The slowly increasing value of PPV% and falling NPV% in Figure 1 with increase of clinical suspicion (P) as well as the fact that with increase of P, the non-dramatic change in P’ level indicates that SGM FNAC need to be reassessed using biopsies. Though the Sn and Sp are derived from several case series selected after careful and stringent criteria's, there are several factors that limit the Sn and Sp.[4] These have been attributed to the fact that SGM have complex morphology, with overlapping features between different pathological entities. This significantly influences the diagnostic precision. Clinically, SG swelling that presents as large swelling are usually pleomorphic adenoma. Paradoxically SGM lesions are often small.[4] Finally, a certain number of SGT have atypical cytological characteristics and capsular infiltration which cannot be assessed using FNAC.

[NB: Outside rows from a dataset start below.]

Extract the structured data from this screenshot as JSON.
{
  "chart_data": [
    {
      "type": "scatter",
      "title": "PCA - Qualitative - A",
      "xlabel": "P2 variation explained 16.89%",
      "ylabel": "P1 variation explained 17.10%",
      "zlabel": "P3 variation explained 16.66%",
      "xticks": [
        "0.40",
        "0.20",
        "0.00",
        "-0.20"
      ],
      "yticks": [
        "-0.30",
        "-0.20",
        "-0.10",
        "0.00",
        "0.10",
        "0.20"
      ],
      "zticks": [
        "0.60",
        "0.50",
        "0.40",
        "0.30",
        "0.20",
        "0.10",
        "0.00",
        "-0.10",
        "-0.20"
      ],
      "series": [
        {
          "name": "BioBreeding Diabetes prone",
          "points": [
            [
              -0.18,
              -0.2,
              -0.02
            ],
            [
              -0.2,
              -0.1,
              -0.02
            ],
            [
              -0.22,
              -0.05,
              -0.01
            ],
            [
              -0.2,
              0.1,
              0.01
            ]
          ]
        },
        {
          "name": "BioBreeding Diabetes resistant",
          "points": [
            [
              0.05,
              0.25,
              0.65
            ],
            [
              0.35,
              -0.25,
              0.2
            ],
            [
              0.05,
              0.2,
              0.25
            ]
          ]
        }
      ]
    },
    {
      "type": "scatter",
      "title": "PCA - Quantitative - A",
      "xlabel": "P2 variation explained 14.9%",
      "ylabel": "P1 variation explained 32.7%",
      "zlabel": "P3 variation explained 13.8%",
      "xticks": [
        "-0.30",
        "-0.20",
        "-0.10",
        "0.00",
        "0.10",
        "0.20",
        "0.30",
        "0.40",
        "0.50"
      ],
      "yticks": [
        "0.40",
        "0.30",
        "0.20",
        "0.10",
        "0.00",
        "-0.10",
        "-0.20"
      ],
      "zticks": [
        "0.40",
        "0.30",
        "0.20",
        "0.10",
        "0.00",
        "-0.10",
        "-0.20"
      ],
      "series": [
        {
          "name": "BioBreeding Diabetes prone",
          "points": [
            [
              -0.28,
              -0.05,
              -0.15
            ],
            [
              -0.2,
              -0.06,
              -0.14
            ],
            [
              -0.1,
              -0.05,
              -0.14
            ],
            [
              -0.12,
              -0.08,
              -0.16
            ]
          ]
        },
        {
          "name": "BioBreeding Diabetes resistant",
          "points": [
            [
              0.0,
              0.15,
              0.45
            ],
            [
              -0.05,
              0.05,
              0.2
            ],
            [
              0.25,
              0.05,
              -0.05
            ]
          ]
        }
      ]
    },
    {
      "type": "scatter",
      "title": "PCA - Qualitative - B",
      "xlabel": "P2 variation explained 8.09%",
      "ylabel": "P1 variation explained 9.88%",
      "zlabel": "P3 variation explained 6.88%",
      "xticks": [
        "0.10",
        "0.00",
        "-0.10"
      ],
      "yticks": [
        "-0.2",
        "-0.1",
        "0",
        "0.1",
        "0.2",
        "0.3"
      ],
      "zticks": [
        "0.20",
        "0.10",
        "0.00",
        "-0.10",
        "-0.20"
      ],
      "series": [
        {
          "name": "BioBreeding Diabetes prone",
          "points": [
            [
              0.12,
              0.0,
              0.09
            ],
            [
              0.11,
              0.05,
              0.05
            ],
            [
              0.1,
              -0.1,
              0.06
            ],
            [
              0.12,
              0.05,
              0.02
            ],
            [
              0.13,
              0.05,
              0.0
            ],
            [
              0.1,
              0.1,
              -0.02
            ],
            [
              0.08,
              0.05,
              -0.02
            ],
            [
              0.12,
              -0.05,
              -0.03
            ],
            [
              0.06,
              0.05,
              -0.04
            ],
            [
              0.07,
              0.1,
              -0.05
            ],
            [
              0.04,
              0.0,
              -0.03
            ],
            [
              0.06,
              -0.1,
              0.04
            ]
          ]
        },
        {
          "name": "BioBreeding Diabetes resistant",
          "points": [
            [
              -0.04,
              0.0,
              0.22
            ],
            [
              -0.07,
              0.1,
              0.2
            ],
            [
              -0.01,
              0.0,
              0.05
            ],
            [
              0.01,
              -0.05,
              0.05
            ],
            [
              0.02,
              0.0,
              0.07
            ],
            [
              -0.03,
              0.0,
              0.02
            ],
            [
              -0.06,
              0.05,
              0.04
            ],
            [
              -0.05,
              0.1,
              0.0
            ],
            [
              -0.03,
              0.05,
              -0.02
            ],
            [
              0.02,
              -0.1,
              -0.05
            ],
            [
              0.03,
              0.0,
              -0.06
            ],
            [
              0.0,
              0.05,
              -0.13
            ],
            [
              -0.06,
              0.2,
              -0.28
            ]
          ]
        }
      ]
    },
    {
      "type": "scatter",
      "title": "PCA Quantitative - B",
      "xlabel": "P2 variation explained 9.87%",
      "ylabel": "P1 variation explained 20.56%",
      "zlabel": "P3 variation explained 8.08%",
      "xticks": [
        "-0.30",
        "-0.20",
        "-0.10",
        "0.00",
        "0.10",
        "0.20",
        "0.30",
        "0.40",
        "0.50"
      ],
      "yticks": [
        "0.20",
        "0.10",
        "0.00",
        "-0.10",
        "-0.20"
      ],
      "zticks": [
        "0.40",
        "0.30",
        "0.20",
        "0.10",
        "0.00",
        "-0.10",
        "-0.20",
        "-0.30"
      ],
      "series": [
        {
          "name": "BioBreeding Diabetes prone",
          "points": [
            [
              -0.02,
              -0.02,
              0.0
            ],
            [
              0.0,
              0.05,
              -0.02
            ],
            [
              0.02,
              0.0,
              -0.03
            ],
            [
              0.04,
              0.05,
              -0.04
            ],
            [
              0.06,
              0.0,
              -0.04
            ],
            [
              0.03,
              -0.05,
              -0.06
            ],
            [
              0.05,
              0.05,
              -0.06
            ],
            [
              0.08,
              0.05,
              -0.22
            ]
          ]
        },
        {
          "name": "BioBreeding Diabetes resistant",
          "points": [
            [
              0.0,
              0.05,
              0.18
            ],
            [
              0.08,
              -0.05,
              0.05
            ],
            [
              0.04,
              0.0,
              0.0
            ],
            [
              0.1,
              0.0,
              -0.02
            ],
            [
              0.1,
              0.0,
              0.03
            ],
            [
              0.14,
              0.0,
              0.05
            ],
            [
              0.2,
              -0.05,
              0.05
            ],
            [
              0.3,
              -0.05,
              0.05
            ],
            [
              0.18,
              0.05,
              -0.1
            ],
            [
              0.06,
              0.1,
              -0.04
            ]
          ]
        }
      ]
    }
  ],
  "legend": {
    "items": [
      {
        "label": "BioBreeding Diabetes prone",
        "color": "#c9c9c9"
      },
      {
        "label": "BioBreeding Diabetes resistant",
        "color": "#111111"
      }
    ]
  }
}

A negative result of an FNAC, though indicates a relatively the absence of the disease at a higher odds, the high NPV% makes FNAC an excellent tool to rule in the disease. However due to a comparatively low PPV, chance of missing malignancy remains high, a trend discussed in literature.[14] Understanding the mathematics behind the FNAC testing allows the clinicians effectively, as well as critically appraise the utility of salivary FNAC in clinical practice.

It has been reported that the overall SG FNAC's performance variability is too wide to formulate general guidelines regarding its usefulness for SGM.[1] In addition to many factors, the diagnostic performance occupies an important role. Heterogeneity of accuracy, bias and random variations also appear to influence SG FNAC outcome.[1] Our study could not provide reliable evidence for FNAC as a main diagnostic modality for SGM. However, it may be rendered useful when coupled with advanced technique such as ultrasound guided FNACs and immunocytochemistry. The present study indicates that salivary FNACs are highly beneficial in specialized settings where the pretest probability (P) is assessed to be above 10%, this test will be of clinical value. To increase the P, careful, detailed history, accuracy imaging modalities, palpatory findings along with an efficient diagnostic algorithm will be helpful. Probabilistic approach has been tried in several cytological studies of pathologies with high degree of effectiveness.[7] To the best of our knowledge probabilistic approach to SG cytology was done for the first time and results presented.